When it comes to buffing a historically very powerful hero at high-level play, such as Blaze, Jackson notes that while the development team welcomes feedback from professional players, their experience is not always everyone else’s.


“This is a hard one because we do look at pro play and they often times have very strong opinions like, ‘Man, this is really ruining our games.’ The thing about game design and this is true for not just our game but a lot of games, in general, is that the better you get at a game the more narrow what becomes viable happens. I don't think that it is necessarily the end of the world if there are fewer things that are super viable at the top end as long as they have a place for the normal player because most players aren't at the top end. So we do absolutely make balance changes for the top-end. We have nerfed Bunker a few times and it was not the winning Heroic but it is just so good at competitive play.
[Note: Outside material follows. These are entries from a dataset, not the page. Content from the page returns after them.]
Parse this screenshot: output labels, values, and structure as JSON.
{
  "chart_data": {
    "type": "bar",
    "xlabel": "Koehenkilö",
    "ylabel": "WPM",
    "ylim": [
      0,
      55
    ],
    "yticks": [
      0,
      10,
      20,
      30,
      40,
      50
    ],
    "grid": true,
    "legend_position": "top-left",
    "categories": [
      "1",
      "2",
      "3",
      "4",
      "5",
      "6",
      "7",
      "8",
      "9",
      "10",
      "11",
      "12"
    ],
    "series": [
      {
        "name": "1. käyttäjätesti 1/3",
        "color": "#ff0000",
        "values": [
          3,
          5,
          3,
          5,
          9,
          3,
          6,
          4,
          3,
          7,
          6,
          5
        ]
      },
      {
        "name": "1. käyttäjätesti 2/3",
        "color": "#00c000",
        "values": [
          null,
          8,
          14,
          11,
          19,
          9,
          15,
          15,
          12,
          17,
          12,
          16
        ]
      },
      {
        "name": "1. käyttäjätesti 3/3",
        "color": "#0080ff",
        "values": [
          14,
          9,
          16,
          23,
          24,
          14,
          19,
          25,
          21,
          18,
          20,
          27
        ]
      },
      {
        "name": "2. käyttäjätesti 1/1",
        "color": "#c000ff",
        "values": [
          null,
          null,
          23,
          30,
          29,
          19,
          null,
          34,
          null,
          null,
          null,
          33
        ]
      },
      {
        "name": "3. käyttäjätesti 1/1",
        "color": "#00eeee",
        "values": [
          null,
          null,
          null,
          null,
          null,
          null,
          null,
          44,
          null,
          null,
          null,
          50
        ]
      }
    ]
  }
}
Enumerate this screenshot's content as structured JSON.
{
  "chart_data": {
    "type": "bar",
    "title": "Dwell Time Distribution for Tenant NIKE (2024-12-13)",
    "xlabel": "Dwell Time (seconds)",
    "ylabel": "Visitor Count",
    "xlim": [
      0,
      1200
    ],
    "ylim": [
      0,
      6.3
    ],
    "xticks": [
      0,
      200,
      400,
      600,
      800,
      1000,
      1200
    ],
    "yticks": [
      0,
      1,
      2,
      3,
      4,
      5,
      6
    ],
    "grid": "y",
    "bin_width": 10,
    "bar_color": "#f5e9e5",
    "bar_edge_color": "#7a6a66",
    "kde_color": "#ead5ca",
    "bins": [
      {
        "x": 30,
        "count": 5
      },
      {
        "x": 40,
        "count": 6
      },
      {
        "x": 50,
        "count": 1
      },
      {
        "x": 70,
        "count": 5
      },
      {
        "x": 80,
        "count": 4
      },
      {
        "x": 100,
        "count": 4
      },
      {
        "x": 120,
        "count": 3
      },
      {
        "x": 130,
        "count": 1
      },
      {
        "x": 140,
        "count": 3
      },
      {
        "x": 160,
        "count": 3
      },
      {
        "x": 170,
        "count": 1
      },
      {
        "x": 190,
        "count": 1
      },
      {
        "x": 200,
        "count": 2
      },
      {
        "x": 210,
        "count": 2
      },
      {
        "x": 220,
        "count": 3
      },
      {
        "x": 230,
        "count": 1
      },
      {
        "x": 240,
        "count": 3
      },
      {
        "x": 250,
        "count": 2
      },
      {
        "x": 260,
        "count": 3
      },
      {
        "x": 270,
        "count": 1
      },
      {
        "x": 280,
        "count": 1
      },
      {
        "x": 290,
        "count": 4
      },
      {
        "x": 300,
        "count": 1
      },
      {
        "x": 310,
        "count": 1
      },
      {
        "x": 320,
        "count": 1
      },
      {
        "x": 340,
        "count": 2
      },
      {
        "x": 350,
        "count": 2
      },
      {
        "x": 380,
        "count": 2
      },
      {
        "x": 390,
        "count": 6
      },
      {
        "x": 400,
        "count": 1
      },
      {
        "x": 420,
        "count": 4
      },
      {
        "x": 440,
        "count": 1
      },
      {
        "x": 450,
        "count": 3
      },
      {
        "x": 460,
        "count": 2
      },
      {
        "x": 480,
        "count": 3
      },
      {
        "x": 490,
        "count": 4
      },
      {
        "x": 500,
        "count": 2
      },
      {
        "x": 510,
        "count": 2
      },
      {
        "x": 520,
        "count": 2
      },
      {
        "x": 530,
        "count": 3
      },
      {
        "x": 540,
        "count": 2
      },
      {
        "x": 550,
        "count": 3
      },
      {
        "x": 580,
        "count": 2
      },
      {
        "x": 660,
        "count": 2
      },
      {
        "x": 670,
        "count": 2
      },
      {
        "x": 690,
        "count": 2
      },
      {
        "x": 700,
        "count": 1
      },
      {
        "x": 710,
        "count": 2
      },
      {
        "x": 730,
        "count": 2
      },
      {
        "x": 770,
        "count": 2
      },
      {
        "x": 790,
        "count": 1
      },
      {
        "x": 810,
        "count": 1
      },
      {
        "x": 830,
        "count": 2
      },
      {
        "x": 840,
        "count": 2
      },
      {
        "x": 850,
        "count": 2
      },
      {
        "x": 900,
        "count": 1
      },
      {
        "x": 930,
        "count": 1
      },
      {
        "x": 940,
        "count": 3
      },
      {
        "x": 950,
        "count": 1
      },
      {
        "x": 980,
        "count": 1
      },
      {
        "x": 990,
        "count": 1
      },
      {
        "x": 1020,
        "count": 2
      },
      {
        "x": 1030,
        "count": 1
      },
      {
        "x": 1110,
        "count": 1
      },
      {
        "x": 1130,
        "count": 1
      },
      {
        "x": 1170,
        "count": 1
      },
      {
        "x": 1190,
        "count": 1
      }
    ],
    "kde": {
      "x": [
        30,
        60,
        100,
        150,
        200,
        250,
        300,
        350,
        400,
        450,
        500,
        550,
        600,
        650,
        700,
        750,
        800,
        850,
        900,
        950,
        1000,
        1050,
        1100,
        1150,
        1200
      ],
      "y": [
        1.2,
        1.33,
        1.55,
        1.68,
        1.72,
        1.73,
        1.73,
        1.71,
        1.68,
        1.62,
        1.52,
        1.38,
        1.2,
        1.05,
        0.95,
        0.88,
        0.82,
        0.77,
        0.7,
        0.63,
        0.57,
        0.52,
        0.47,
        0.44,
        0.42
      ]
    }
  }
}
We like what it does, it’s a cool ability so we do not want to just like cut it or nix the core functionality because pros are good at it. But at the same time, like right now, for example, our last week's balance patch we buffed Blaze a little bit and nerfed the wave clear, right? If you look at stats, he is actually the lowest win rate hero in the game.”


▲ What might be revelant at pro play is a casual player's least concern.


A careful balancing act between buffing a hero that is strong in the right hands but not the general public, statistically speaking, is something the design team is not foreign to. According to Jackson, Medivh fits that bill to a T.


“Medivh was in that space for a long time. Genji kind of exist in that space now and he is a very, very low win-rate hero but is seen in competitive a lot. There will always be heroes that are kind of issues but I do not want to completely abandon the normal player and just say ‘You don't get to play this hero unless you are a pro player.’ At the end of the day, we want fun games for the whole player base but we also want competitive games that are interesting to watch and fun for the pro players to play. If we can work in the world where that is at least happening then these niche cases going to happen. It is kind of expected but we just manage it the best we can.”